Although we could simplify \({\mathscr {R}}_0\) to a single fraction, it aids interpretation to define the two terms as \({\mathscr {R}}_{0,I}\) and \({\mathscr {R}}_{0,T}\), respectively, so that \({\mathscr {R}}_0={\mathscr {R}}_{0,I}+{\mathscr {R}}_{0,T}\). Thus, \({\mathscr {R}}_0\) can be seen as the sum of terms, sometimes called submodel reproduction numbers, representing the contributions of untreated and treated individuals to the overall epidemic potential of the system.
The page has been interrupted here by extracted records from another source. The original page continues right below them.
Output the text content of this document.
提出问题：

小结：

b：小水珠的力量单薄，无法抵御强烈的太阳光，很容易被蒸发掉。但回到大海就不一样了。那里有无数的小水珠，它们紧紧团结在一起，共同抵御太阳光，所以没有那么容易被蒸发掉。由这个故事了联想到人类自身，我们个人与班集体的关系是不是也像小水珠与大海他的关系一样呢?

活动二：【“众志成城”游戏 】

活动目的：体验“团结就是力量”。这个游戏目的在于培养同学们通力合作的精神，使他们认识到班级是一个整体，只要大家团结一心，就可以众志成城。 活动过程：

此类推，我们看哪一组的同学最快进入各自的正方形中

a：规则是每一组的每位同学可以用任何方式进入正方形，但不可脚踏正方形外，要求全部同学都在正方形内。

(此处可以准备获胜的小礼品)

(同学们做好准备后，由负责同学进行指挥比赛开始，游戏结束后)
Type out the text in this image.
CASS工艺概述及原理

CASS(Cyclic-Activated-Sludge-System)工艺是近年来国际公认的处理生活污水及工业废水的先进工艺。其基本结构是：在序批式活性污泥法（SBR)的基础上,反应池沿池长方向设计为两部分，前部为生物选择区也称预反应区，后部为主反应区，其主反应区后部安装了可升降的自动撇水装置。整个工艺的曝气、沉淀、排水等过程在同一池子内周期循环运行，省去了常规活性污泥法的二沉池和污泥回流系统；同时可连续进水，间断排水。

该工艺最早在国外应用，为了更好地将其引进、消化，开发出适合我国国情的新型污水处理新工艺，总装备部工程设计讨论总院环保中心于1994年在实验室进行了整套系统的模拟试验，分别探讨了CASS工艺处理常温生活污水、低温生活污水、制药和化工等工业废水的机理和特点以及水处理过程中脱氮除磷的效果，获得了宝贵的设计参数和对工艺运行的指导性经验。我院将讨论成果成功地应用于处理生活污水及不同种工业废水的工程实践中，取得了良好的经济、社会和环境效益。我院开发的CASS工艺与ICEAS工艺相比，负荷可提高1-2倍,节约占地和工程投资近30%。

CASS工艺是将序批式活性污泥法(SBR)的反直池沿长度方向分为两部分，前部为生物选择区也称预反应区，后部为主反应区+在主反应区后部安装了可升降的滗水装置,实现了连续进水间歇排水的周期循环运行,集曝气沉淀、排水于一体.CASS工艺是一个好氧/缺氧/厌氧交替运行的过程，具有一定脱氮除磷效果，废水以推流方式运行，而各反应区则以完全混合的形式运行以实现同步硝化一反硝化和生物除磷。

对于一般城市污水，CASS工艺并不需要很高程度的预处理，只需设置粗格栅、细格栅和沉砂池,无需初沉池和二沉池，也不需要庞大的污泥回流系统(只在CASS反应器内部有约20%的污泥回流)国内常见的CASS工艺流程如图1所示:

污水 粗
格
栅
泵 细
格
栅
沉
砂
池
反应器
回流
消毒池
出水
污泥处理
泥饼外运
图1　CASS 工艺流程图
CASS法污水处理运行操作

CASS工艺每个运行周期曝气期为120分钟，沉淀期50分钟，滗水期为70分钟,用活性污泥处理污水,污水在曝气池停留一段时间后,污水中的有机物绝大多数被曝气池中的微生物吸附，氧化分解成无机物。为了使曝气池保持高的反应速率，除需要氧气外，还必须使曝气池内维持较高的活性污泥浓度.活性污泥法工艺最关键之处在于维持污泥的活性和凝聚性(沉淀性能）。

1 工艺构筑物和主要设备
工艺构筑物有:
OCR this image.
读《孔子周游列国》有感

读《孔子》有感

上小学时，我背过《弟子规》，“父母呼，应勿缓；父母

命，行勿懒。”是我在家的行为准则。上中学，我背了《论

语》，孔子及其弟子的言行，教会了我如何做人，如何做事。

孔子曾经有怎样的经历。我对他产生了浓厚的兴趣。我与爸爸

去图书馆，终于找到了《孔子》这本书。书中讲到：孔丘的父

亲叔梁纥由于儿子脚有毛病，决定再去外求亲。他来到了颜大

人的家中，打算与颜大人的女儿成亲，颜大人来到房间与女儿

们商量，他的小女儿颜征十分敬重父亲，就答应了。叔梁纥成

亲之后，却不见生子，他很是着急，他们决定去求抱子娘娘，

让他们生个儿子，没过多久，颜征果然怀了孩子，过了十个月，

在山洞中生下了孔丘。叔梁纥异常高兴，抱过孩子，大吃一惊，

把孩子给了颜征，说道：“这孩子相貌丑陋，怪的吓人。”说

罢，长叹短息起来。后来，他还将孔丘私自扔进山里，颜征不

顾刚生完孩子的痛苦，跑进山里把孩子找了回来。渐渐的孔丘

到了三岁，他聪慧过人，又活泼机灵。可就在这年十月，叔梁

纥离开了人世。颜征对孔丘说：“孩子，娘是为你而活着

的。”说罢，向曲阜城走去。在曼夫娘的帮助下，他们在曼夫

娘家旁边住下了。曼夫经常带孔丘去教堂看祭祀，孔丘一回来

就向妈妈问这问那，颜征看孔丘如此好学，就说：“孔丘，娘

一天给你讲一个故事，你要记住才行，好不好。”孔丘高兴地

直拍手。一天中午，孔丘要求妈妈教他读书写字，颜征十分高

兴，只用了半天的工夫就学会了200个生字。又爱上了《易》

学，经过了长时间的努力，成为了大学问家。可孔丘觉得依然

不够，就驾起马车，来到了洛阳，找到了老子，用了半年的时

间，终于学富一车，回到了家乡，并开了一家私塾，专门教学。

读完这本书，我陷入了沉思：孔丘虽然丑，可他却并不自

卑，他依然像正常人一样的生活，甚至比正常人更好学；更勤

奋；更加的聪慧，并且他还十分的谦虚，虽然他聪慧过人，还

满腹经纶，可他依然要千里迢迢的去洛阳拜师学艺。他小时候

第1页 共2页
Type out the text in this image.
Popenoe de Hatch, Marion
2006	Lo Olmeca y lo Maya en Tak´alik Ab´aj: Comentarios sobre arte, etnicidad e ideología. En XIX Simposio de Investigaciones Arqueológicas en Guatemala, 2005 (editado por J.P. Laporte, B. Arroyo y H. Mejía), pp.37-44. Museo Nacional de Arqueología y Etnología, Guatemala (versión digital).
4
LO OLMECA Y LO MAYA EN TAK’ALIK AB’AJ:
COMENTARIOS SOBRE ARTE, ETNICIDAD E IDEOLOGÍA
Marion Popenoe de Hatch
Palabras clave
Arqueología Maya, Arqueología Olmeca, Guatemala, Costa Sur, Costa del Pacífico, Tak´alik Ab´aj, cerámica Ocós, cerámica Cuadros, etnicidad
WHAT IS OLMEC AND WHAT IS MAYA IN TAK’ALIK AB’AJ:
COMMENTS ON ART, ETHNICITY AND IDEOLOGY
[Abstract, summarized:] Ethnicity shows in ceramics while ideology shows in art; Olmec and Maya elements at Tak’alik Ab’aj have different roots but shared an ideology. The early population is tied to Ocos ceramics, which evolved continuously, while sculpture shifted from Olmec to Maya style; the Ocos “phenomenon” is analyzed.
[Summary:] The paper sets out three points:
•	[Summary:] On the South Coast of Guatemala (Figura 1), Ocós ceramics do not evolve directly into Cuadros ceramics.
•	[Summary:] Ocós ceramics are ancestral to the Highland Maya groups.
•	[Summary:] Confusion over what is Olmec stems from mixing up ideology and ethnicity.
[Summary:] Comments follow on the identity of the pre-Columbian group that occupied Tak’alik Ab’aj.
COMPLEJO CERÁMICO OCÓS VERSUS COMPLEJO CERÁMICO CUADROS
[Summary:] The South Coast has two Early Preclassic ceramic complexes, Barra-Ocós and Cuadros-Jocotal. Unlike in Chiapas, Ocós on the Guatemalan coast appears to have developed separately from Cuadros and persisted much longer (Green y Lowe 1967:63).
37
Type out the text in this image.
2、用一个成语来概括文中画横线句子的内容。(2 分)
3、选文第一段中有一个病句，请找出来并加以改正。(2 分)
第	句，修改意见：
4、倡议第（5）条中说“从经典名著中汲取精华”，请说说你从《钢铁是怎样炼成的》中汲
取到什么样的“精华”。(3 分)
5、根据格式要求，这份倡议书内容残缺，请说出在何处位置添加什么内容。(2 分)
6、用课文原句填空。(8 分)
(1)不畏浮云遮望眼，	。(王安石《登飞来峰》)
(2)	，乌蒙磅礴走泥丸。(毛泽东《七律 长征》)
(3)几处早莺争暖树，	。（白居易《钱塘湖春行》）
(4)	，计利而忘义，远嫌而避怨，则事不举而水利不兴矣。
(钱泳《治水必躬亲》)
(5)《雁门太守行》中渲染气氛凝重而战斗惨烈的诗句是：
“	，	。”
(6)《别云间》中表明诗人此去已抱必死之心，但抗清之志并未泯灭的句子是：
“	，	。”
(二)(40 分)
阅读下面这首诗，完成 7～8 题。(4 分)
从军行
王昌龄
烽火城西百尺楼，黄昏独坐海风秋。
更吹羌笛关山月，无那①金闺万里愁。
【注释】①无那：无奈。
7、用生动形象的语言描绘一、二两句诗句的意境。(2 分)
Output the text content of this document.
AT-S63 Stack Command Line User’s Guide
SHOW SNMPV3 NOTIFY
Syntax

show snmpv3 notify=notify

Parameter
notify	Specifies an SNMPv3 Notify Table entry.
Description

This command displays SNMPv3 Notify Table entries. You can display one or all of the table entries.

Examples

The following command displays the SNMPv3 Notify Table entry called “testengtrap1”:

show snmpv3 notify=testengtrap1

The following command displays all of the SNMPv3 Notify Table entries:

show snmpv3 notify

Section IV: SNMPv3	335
This type of additive structure is common in models with multiple infectious compartments. It can be interesting, for example, to understand how the relative contributions of \({\mathscr {R}}_{0,I}\) and \({\mathscr {R}}_{0,T}\) change as model parameters, e.g., the treatment \(\varphi \) and relapse \(\theta \) rate parameters, change.

6 Conclusion

The basic reproduction number \({\mathscr {R}}_0\) is a fundamental and concept in mathematical epidemiology, and calculating \({\mathscr {R}}_0\) as a function of an infectious disease model’s parameters can improve one’s understanding of the disease system and the potential for disease control. In this paper, we developed intuition for the basic reproduction number of epidemic models both as an epidemiological construct and as a mathematical threshold. We used linear algebra and geometry to understand why the basic reproduction number is the spectral radius of the next generation matrix. We examined a series of simple models to see and interpret common patterns of parameter combinations. The intuition we developed here can be used when approaching more complex epidemic models.